Florida and Rhode Island Seafood Companies Sentenced for Conspiracy to Mislabel Shrimp and Salmon

The Justice Department, along with National Oceanic and Atmospheric Administration, the Florida Department of Agriculture and Consumer Services and U.S. Immigration and Customs Enforcement, announced that Mark Platt of Boca Raton, Shifco, Inc., located in Hialeah, and Northern Fisheries Ltd, located in Rhode Island, were sentenced Friday, March 25, 2011, based on their earlier guilty pleas to conspiring to commit Lacey Act violations.

Platt was sentenced to three years probation, six months home confinement with electronic monitoring, and restrictions on working in the food industry and seafood industry. Further, Platt was required to complete one hundred hours of community service, including writing an article describing his conduct in the instant case, and assisting in teaching the seafood industry about COOL Regulations and Lacey Act requirements. Northern was sentenced to two years probation, a $3,500 fine and $400 special assessment. Shifco was sentenced to one year probation on each count of conviction, to run concurrently, and a $1,600 special assessment.

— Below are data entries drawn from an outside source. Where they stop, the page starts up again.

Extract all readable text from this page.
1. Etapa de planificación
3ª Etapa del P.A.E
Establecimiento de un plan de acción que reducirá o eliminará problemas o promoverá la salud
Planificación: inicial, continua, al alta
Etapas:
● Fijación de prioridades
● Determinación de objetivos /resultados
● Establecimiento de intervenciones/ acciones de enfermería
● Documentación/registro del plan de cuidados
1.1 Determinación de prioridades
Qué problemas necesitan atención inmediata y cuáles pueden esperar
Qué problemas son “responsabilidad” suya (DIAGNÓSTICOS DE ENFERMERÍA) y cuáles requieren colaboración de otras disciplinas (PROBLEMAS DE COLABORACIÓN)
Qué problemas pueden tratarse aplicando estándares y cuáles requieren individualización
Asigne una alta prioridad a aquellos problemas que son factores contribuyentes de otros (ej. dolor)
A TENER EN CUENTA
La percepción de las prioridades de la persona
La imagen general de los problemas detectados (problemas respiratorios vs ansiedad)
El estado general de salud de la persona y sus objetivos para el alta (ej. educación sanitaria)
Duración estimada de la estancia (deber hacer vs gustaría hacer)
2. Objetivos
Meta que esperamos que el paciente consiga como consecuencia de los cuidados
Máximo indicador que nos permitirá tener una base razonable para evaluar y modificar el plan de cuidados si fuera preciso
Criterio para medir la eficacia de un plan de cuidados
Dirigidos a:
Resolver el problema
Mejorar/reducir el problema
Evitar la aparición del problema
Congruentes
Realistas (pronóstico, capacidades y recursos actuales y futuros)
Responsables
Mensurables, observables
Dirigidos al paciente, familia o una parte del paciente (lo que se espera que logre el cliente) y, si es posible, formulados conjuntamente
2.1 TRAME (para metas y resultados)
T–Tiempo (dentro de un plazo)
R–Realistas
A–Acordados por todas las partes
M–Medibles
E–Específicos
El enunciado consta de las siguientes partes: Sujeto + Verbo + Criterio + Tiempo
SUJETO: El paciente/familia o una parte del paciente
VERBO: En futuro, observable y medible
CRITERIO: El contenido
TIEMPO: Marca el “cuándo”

From January through February 2010, Platt, Shifco and Northern engaged in a scheme through which Platt oversaw the false repackaging and labeling of 1,500 pounds of frozen chum Salmon fillets. The fillets, which were Product of China, were re-labeled as being chum Salmon fillets Product of Russia. In addition, Platt and Shifco pled guilty to a scheme to re-label more than a million pounds of less marketable shrimp from Thailand, Malaysia, and Indonesia, as being from Panama, Ecuador, and Honduras. The shrimp had an estimated retail value of between $250,000 and $1,000,000.